Transparency in Financial Reporting

“Transparency in Financial Reporting starts with simple math”


Economic Supply Chain Valuation

Recently I heard a radio talk show say Apple is dead because Samsung is finally presenting competition and Apple doesn’t know how to compete. These thought made me stop and think about how Companies are analyzed and I was confused. So I propose a new theory to define a company’s value. The basis for the formula is to determine their economic contribution with the Companies sustainability.

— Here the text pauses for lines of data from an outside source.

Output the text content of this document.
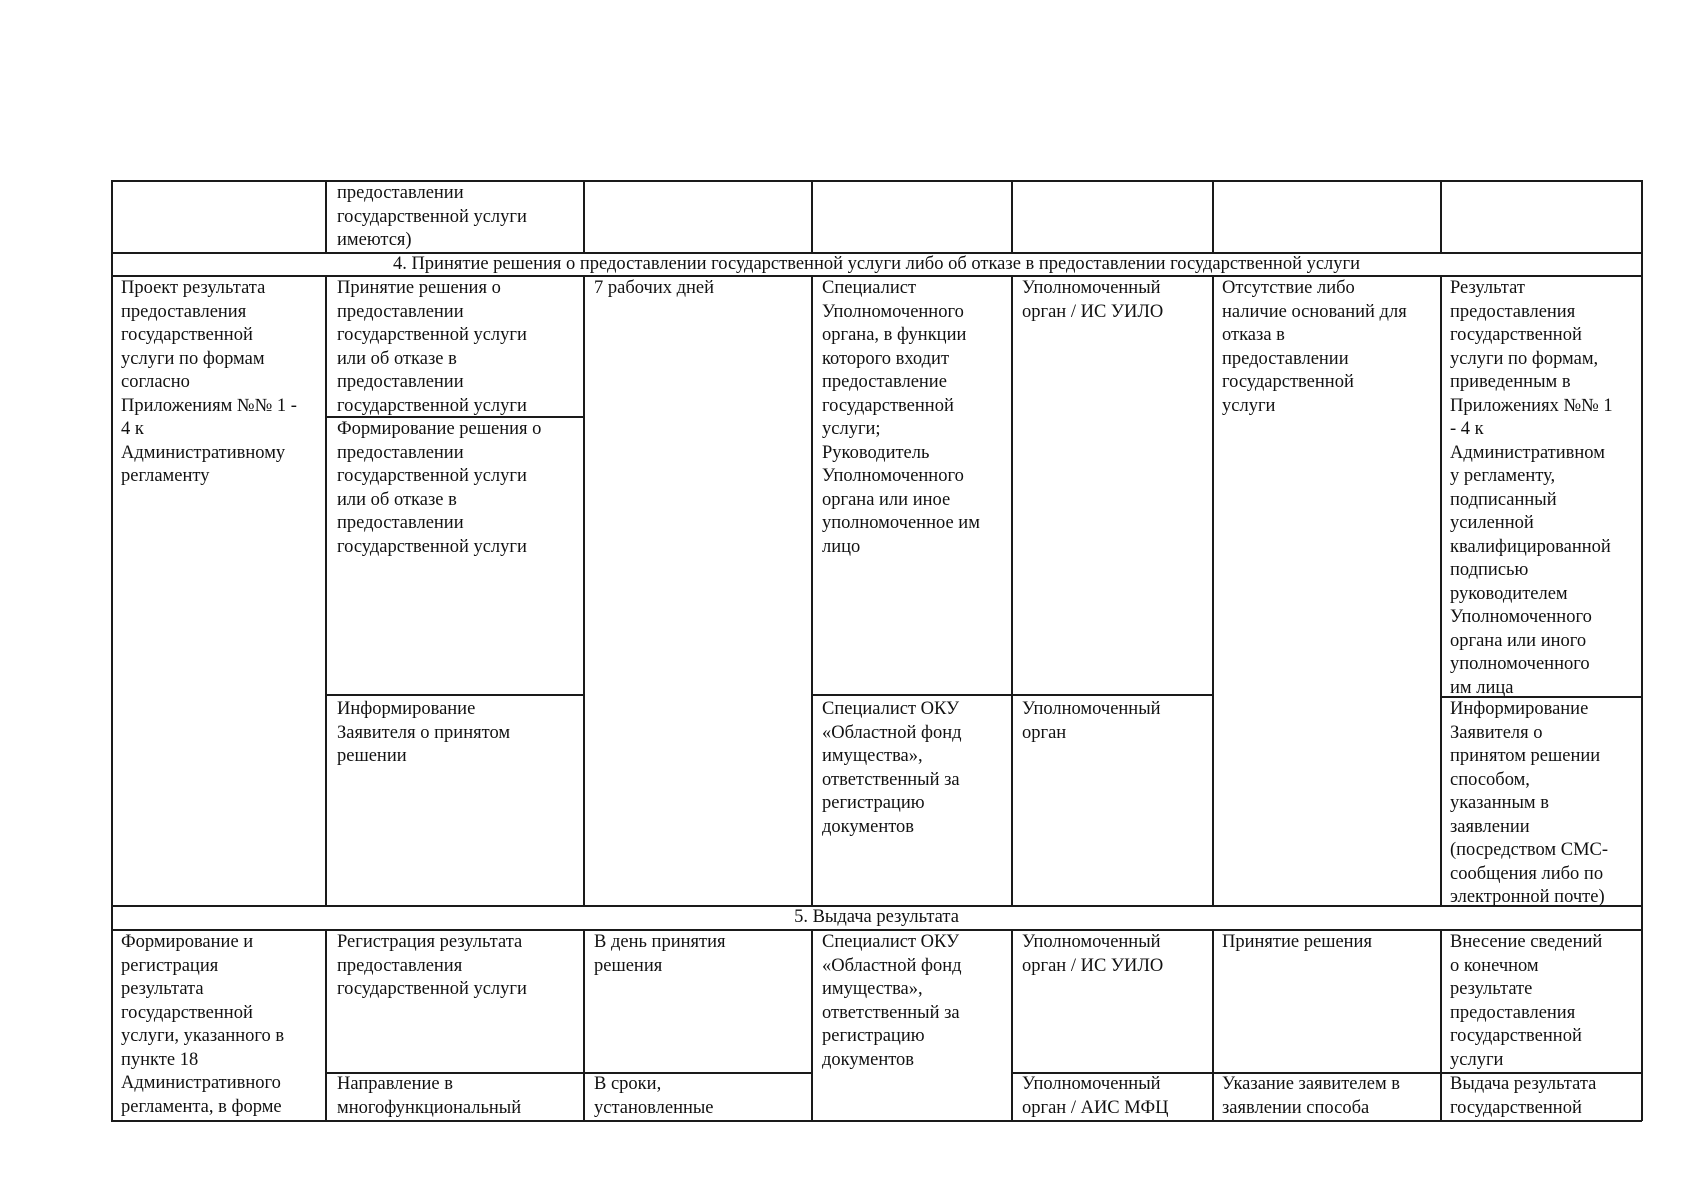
предоставлении
государственной услуги
имеются)
4. Принятие решения о предоставлении государственной услуги либо об отказе в предоставлении государственной услуги
Проект результата
предоставления
государственной
услуги по формам
согласно
Приложениям №№ 1 -
4 к
Административному
регламенту
Принятие решения о
предоставлении
государственной услуги
или об отказе в
предоставлении
государственной услуги
Формирование решения о
предоставлении
государственной услуги
или об отказе в
предоставлении
государственной услуги
Информирование
Заявителя о принятом
решении
7 рабочих дней	Специалист
Уполномоченного
органа, в функции
которого входит
предоставление
государственной
услуги;
Руководитель
Уполномоченного
органа или иное
уполномоченное им
лицо
Специалист ОКУ
«Областной фонд
имущества»,
ответственный за
регистрацию
документов
Уполномоченный
орган / ИС УИЛО
Уполномоченный
орган
Отсутствие либо
наличие оснований для
отказа в
предоставлении
государственной
услуги
Результат
предоставления
государственной
услуги по формам,
приведенным в
Приложениях №№ 1
- 4 к
Административном
у регламенту,
подписанный
усиленной
квалифицированной
подписью
руководителем
Уполномоченного
органа или иного
уполномоченного
им лица
Информирование
Заявителя о
принятом решении
способом,
указанным в
заявлении
(посредством СМС-
сообщения либо по
электронной почте)
5. Выдача результата
Формирование и
регистрация
результата
государственной
услуги, указанного в
пункте 18
Административного
регламента, в форме
Регистрация результата
предоставления
государственной услуги
Направление в
многофункциональный
В день принятия
решения
В сроки,
установленные
Специалист ОКУ
«Областной фонд
имущества»,
ответственный за
регистрацию
документов
Уполномоченный
орган / ИС УИЛО
Уполномоченный
орган / АИС МФЦ
Принятие решения
Указание заявителем в
заявлении способа
Внесение сведений
о конечном
результате
предоставления
государственной
услуги
Выдача результата
государственной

The Company’s impact to the economy extends beyond the employees on their payroll. It must include all those involved in the day to day functions (contractors, sub-contractors, consultants, etc.) and the employees of their supply chain. Every person they buy from is supporting a portion of their company based on each of their customers. A solid economy metric needs to measure the impact of all the companies together. No company can survive without their supply chain partners. This equation determines the impact of one supplier and can also be used to analyze the strength of one industry to another or the impact of one company within an industry.

This simple formula provides an unbiased and extremely transparent method to review a company’s value to the economy and their ability to weather changes in their industry or another bad economic era;

(Employees / Net Profits) : (Supply Chain Employees / Net profits)(Supply Chain Levels) (Assets)

Let’s use a small company as the first example;

The company has $100K in net profits; 10 full time employees, 20 part time employees working the equivalent of 5 full time employees;

100K / 15 = 6,666

Their suppliers attribute 20 full time employees to the business provided by the sample company;

100K / 20 = 5,000

5,000 + 6,666 = 11,666

Next we provide the levels of the Supply Chain included in the equation – 2. The Company is 1 and their suppliers is 2. (Every Supply Chain continues past 1 level – if you buy screws from a distributor, the distributor buys from a manufacturer who buys the raw metal from other suppliers. The raw metal eventually comes from a mining company. Every supplier is part of the Supply Chain and this number identifies how many levels of the Supply Chain have been included in the analysis.)

Next add the cash on hand:

The sample company has $50K in Assets (minus debt);

50K / 35 = 1,428

Expressed as (6.6k : 11.6k) 21.4k

This sample company could survive for 1.4 months without any additional profits.

Why is this important? Because Companies are not based on one month, one quarter or one year worth of value. The value was created over the long term and will result in continued operations for some period of time during which the Company can innovate or even re-invent themselves.

Take a look at a big Company that resembles Apple:

$156B in Revenue; $55.2B in net profits, 47K employees, 257K employees in their supply chain; 510K in a third level supply chain (application developers); and $118B in assets

$156 / 47K = 3329K

$156/ 467K = 335K

3329K + 335K = 3665K

70B / 150K = 466K

$118B / 3365K = 351K

Expressed as (3329k : 335k) 3 351k

Another Company resembling Samsung:

$220B / 344K = 640K

$220B / 67K =  3250K

640K + 3250K = 3890K

$141B / 61K = 228K

Expressed as (61k : 3890k) 2 228k

Apple could support their supply chain for 351K months whereas Samsung could only supply their Company for 228K months and Apple’s supply chain is one level deeper than Samsung’s.


(6.6k : 11.6k) 21.4k

(3329k : 335k) 3 351k

(61k : 3890k) 2 228k

A quick look and its easy to see the overall impact to the global economy and sustainability of all three companies. Each contributes a different value to their own supply chains, their governments and their employees.

Do the math for your company and see how this formula defines your position in your industry.